Quando o documentário transfere seu foco à China, para uma visita dos gestores americanos à sede da Fuyao, logo se torna evidente que alguém terá de ceder. A subsidiária americana está perdendo dinheiro e o camarada Cao, como o proprietário da empresa é conhecido, não está feliz.

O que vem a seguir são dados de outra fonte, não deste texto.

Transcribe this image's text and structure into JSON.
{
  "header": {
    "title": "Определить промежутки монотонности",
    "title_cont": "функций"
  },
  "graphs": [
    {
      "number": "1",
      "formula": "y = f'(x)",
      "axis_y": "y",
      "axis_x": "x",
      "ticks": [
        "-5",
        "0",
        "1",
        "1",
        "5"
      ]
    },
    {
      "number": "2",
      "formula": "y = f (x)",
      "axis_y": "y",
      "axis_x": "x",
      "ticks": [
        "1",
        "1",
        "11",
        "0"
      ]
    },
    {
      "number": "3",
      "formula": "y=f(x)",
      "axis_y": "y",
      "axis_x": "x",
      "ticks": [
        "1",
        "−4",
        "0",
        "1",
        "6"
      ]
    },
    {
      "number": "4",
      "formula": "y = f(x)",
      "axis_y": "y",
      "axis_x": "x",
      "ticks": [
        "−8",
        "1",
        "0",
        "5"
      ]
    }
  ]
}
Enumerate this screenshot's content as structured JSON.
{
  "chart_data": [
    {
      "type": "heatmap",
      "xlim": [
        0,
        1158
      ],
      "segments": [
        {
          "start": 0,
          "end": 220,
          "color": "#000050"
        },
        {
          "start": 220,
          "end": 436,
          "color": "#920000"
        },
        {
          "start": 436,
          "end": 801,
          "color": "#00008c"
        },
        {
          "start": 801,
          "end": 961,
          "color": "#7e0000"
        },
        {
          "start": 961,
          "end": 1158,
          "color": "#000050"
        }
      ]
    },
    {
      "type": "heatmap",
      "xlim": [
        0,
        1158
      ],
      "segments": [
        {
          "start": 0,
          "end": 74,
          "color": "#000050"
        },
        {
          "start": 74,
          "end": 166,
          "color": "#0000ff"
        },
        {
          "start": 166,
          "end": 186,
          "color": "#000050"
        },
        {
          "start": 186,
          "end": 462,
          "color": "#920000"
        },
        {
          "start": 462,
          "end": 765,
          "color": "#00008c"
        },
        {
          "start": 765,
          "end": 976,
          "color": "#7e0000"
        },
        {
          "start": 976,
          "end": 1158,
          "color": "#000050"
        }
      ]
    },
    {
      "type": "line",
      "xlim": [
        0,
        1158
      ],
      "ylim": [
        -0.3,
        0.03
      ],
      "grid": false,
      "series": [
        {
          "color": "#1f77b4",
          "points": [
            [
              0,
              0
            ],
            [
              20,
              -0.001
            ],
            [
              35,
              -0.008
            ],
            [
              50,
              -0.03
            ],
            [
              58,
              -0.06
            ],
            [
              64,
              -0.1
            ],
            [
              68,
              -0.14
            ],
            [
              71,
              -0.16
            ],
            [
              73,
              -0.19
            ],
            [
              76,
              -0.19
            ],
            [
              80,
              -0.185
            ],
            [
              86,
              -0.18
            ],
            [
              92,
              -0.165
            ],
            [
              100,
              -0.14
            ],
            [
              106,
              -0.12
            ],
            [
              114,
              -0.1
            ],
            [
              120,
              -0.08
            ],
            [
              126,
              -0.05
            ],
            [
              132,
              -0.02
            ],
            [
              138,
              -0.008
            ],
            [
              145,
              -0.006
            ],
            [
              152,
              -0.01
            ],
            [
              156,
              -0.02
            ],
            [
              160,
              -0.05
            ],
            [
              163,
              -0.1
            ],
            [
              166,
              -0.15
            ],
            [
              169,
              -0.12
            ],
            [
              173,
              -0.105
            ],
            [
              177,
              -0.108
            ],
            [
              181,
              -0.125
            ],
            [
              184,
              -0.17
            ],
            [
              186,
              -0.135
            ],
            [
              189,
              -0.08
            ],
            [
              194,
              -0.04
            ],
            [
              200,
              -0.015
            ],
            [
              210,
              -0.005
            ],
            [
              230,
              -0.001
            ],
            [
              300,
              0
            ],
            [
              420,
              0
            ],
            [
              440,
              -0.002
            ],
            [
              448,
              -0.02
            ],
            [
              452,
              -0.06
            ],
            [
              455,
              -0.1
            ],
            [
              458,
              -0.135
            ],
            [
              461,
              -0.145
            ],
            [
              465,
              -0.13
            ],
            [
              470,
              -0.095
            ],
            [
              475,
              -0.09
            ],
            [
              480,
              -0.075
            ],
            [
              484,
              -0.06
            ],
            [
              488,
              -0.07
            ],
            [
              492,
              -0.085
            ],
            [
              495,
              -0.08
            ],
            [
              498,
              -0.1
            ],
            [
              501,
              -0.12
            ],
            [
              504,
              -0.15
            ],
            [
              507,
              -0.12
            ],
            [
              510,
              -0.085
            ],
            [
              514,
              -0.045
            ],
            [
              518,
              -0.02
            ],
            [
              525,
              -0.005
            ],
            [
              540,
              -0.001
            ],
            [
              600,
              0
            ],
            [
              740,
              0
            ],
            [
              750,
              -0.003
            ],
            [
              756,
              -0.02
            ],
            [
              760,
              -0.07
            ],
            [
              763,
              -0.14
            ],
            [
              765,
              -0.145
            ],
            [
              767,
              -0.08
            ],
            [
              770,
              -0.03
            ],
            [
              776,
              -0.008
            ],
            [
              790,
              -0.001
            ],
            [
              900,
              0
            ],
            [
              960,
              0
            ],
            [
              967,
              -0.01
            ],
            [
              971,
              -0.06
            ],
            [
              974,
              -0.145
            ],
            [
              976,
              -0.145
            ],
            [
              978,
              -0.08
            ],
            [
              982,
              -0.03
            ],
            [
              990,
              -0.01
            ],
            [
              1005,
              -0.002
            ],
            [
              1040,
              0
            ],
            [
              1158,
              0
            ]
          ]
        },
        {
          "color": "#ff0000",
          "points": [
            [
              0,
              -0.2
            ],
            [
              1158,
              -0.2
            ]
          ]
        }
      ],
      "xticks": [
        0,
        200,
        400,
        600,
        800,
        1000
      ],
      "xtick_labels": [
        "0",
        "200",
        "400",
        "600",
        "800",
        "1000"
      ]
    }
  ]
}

A frustração dele pode parecer engraçada mas, à medida que sua insatisfação cresce, a temperatura esfria e os gestores se tornam mais e mais hostis com relação aos trabalhadores.

Para os espectadores que jamais viram o interior de uma fábrica chinesa, essas cenas —com trabalhadores cantando em uníssono, exercícios de construção da confiança e desfiles extravagantes— podem parecer estranhas, ou simplesmente uma variação das práticas modernas de gestão.

“Indústria Americana” é um filme político sem ser didático ou estridente, e conecta os pontos sociopolíticos com inteligência, às vezes com a ajuda de uma trilha sonora inspiradora de Chad Cannon, que evoca Aaron Copland.

Os realizadores não criam vilões, ainda que alguns dos participantes cheguem perigosamente perto de um comportamento malevolente, como um executivo americano que brinca com um colega chinês dizendo que seria uma boa ideia tampar com esparadrapo as bocas dos trabalhadores americanos falastrões. É um diálogo chocante —só o gestor chinês parece se preocupar por a conversa estar acontecendo diante da câmera, nem que apenas pelo antagonismo aberto para com a força de trabalho da empresa.

São essas pessoas —Timi Jernigan, John Crane, Shawnea Rosser, Robert Allen e tantos outros— que dão ao filme sua linha emocional, por conta de de seu otimismo e de sua decepção. As histórias deles e a história de sucesso de Cao apresentam um enorme contraste.

O patrão recorda que a China de sua juventude era pobre. Agora, de acordo com a revista Forbes, ele é um dos homens mais ricos da China, e seus hobbies incluem golfe e colecionar arte. O fruto de seus esforços é visível em “Indústria Americana”, em cenas que o mostram relaxando e pontificando. E trabalhando também, é claro, sempre trabalhando, o que inclui cenas em um luxuoso escritório onde um par de quadros no estilo do realismo socialista o mostram em recorte diante do céu, como um Mao Tsé-tung adaptado à modernidade —imagem que os cineastas mantêm na tela longamente, permitindo que seu significado desabroche como uma centena de flores.